Dans une déclaration à la télévision publique, le ministre de la Sécurité, Mahamadou Sana, a précisé que l’opération, prévue pour 23h le même jour, aurait commencé par l’« assassinat du camarade et capitaine Ibrahim Traoré », suivi d’une attaque contre la base de drones et d’une intervention militaire terrestre par des forces extérieures.

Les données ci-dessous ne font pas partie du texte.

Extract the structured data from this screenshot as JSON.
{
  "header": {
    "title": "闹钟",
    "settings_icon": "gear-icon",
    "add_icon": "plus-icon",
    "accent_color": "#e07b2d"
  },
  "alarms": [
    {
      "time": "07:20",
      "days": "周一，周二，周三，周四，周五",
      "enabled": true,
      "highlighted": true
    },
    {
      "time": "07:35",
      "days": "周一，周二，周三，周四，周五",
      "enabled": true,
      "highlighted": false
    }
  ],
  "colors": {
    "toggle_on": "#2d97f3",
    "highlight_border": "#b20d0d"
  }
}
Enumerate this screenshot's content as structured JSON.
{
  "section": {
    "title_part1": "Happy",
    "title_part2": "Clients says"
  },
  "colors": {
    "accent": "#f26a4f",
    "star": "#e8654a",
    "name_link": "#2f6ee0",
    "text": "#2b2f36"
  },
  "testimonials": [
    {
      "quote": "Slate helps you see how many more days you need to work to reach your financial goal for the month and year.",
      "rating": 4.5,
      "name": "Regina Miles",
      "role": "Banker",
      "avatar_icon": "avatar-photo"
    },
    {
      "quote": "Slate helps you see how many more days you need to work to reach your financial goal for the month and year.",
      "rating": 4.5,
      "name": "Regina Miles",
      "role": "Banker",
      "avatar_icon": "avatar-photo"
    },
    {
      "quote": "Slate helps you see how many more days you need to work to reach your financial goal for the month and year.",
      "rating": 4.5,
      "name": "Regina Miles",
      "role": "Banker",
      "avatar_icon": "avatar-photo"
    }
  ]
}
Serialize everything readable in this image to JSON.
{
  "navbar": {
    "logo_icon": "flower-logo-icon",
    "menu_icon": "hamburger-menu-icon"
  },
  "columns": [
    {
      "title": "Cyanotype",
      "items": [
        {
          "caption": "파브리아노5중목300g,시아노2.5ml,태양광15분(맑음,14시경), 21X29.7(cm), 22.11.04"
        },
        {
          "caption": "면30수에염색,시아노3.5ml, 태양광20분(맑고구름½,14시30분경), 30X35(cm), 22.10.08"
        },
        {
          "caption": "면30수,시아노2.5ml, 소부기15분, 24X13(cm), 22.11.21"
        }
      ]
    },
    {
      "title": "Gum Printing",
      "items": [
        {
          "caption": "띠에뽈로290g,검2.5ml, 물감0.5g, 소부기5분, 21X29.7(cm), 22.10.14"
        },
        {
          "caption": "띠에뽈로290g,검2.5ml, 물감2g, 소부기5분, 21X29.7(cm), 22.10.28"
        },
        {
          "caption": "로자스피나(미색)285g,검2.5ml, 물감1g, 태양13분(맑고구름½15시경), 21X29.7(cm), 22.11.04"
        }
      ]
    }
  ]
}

Le gouvernement désigne l’ex-lieutenant-colonel Paul-Henri Sandaogo Damiba, ancien président de la transition actuellement en exil au Togo, comme le principal responsable de ce complot. Selon le ministre, Damiba aurait planifié et financé l’opération, recruté des militaires et des civils, et organisé leur coordination. « Les militaires devaient coopter d’autres militaires et mettre en place des groupes d’action, tandis que les civils devaient mobiliser leurs adeptes pour soutenir l’action militaire », a expliqué Mahamadou Sana.
Une partie du financement de cette opération, estimée à 70 millions de francs CFA, proviendrait de la Côte d’Ivoire, selon le ministre. Une vidéo diffusée par les autorités montre un présumé opérateur économique impliqué dans le complot détaillant son rôle dans cette tentative de déstabilisation.
Aucun autre nom n’a été communiqué pour ne pas compromettre la poursuite de l’enquête, ont indiqué les autorités burkinabè.